Prof. Dr. Miriam Meckel (49) ist seit zwei Jahren Chefredakteurin der WirtschaftsWoche, Deutschlands wichtigstem Wochenmagazin für Wirtschaft mit Sitz in Düsseldorf. Sie ist zudem Professorin für Corporate Communication und Direktorin am Institut für Medien- und Kommunikationsmanagement der Universität St. Gallen, Schweiz. Meckel hat Publizistik- und Kommunikationswissenschaft, Sinologie, Politikwissenschaft und Jura an den Universitäten Münster und Taipei, Taiwan studiert. Nach dem Studium war sie 10 Jahre als Journalistin für öffentlich-rechtliche und kommerzielle Sender (ARD, VOX, RTL) als Moderatorin, Reporterin und Redakteurin in Nachrichten- und Magazinformaten tätig. 1999 wurde sie als Professorin für Publizistik- und Kommunikationswissenschaft an die Universität Münster berufen und übernahm als Geschäftsführende Direktorin die Leitung des Instituts für Kommunikationswissenschaft. 2001 wurde Miriam Meckel Staatssekretärin im Geschäftsbereich des Ministerpräsidenten des Landes Nordrhein-Westfalen zunächst als Regierungssprecherin dann als Staatssekretärin für Europa, Internationales und Medien. Zudem veröffentlichte sie zahlreiche Bücher, wissenschaftliche Zeitschriftenbeiträge und journalistische Artikel und hält Vorträge zu den Themenfeldern Kommunikationsmanagement, Unternehmens-kommunikation, Journalismus, Internet und Medienwandel, Internationale Kommunikation, Medienökonomie. Ihre Bücher „Das Glück der Unerreichbarkeit“ und „Brief an mein Leben“ waren Bestseller im deutschsprachigen Markt.

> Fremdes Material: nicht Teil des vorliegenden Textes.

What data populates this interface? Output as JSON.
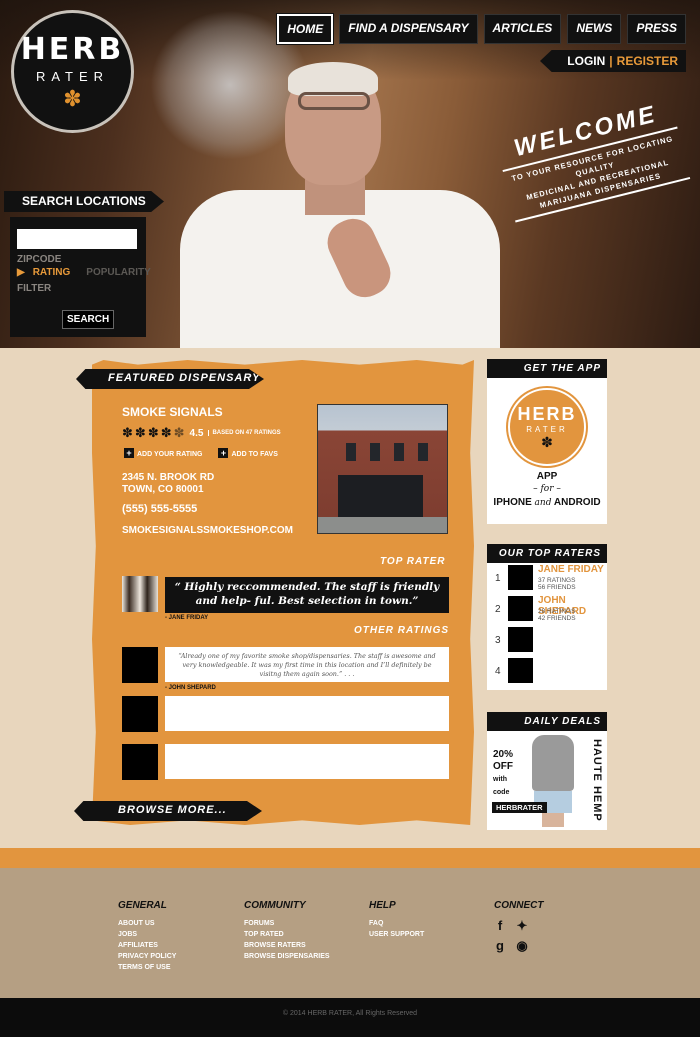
{
  "logo": {
    "line1": "HERB",
    "line2": "RATER"
  },
  "nav": {
    "items": [
      "HOME",
      "FIND A DISPENSARY",
      "ARTICLES",
      "NEWS",
      "PRESS"
    ]
  },
  "auth": {
    "login": "LOGIN",
    "sep": "|",
    "register": "REGISTER"
  },
  "welcome": {
    "title": "WELCOME",
    "subtitle_1": "TO YOUR RESOURCE FOR LOCATING QUALITY",
    "subtitle_2": "MEDICINAL AND RECREATIONAL",
    "subtitle_3": "MARIJUANA DISPENSARIES"
  },
  "search": {
    "title": "SEARCH LOCATIONS",
    "zip_label": "ZIPCODE",
    "rating": "RATING",
    "popularity": "POPULARITY",
    "filter": "FILTER",
    "button": "SEARCH"
  },
  "featured": {
    "tag": "FEATURED DISPENSARY",
    "name": "SMOKE SIGNALS",
    "rating": "4.5",
    "based_on": "BASED ON 47 RATINGS",
    "add_rating": "ADD YOUR RATING",
    "add_favs": "ADD TO FAVS",
    "address_1": "2345 N. BROOK RD",
    "address_2": "TOWN, CO 80001",
    "phone": "(555) 555-5555",
    "website": "SMOKESIGNALSSMOKESHOP.COM"
  },
  "top_rater": {
    "title": "TOP RATER",
    "quote": "“ Highly reccommended. The staff is friendly and help- ful. Best selection in town.”",
    "author": "- JANE FRIDAY"
  },
  "other": {
    "title": "OTHER RATINGS",
    "comment": "“Already one of my favorite smoke shop/dispensaries.  The staff is awesome and very knowledgeable. It was my first time in this location and I’ll definitely be visitng them again soon.”  . . .",
    "author": "- JOHN SHEPARD"
  },
  "browse": {
    "label": "BROWSE MORE..."
  },
  "app": {
    "title": "GET THE APP",
    "logo1": "HERB",
    "logo2": "RATER",
    "line1": "APP",
    "for": "– for –",
    "iphone": "IPHONE",
    "and": "and",
    "android": "ANDROID"
  },
  "top_raters": {
    "title": "OUR TOP RATERS",
    "items": [
      {
        "n": "1",
        "name": "JANE FRIDAY",
        "ratings": "37 RATINGS",
        "friends": "56 FRIENDS"
      },
      {
        "n": "2",
        "name": "JOHN SHEPARD",
        "ratings": "28 RATINGS",
        "friends": "42 FRIENDS"
      },
      {
        "n": "3"
      },
      {
        "n": "4"
      }
    ]
  },
  "deals": {
    "title": "DAILY DEALS",
    "pct": "20%",
    "off": "OFF",
    "with": "with",
    "code_word": "code",
    "code": "HERBRATER",
    "brand": "HAUTE HEMP"
  },
  "footer": {
    "general": {
      "title": "GENERAL",
      "items": [
        "ABOUT US",
        "JOBS",
        "AFFILIATES",
        "PRIVACY POLICY",
        "TERMS OF USE"
      ]
    },
    "community": {
      "title": "COMMUNITY",
      "items": [
        "FORUMS",
        "TOP RATED",
        "BROWSE RATERS",
        "BROWSE DISPENSARIES"
      ]
    },
    "help": {
      "title": "HELP",
      "items": [
        "FAQ",
        "USER SUPPORT"
      ]
    },
    "connect": {
      "title": "CONNECT",
      "icons": [
        "facebook-icon",
        "twitter-icon",
        "google-plus-icon",
        "rss-icon"
      ]
    },
    "copyright": "© 2014 HERB RATER, All Rights Reserved"
  },
  "colors": {
    "accent": "#e2953e",
    "dark": "#111111",
    "footer": "#b59f83"
  }
}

Das Hospiz am EVK wurde 1994 gegründet. Seit 2006 ist Dr. Susanne Hirsmüller für das stationäre Hospiz am EVK mit 13 Betten verantwortlich. Die Stiftung Evangelisches Krankenhaus bietet ein Palliativnetzwerk für schwerstkranke Menschen an. Dazu gehören u.a. eine Palliativstation im EVK sowie der ambulante Palliativdienst, das Palliative Care Team (PCT). Rund 55 ehrenamtliche Mitarbeiterinnen und Mitarbeiter unterstützen aktiv die Arbeit des Hospizes.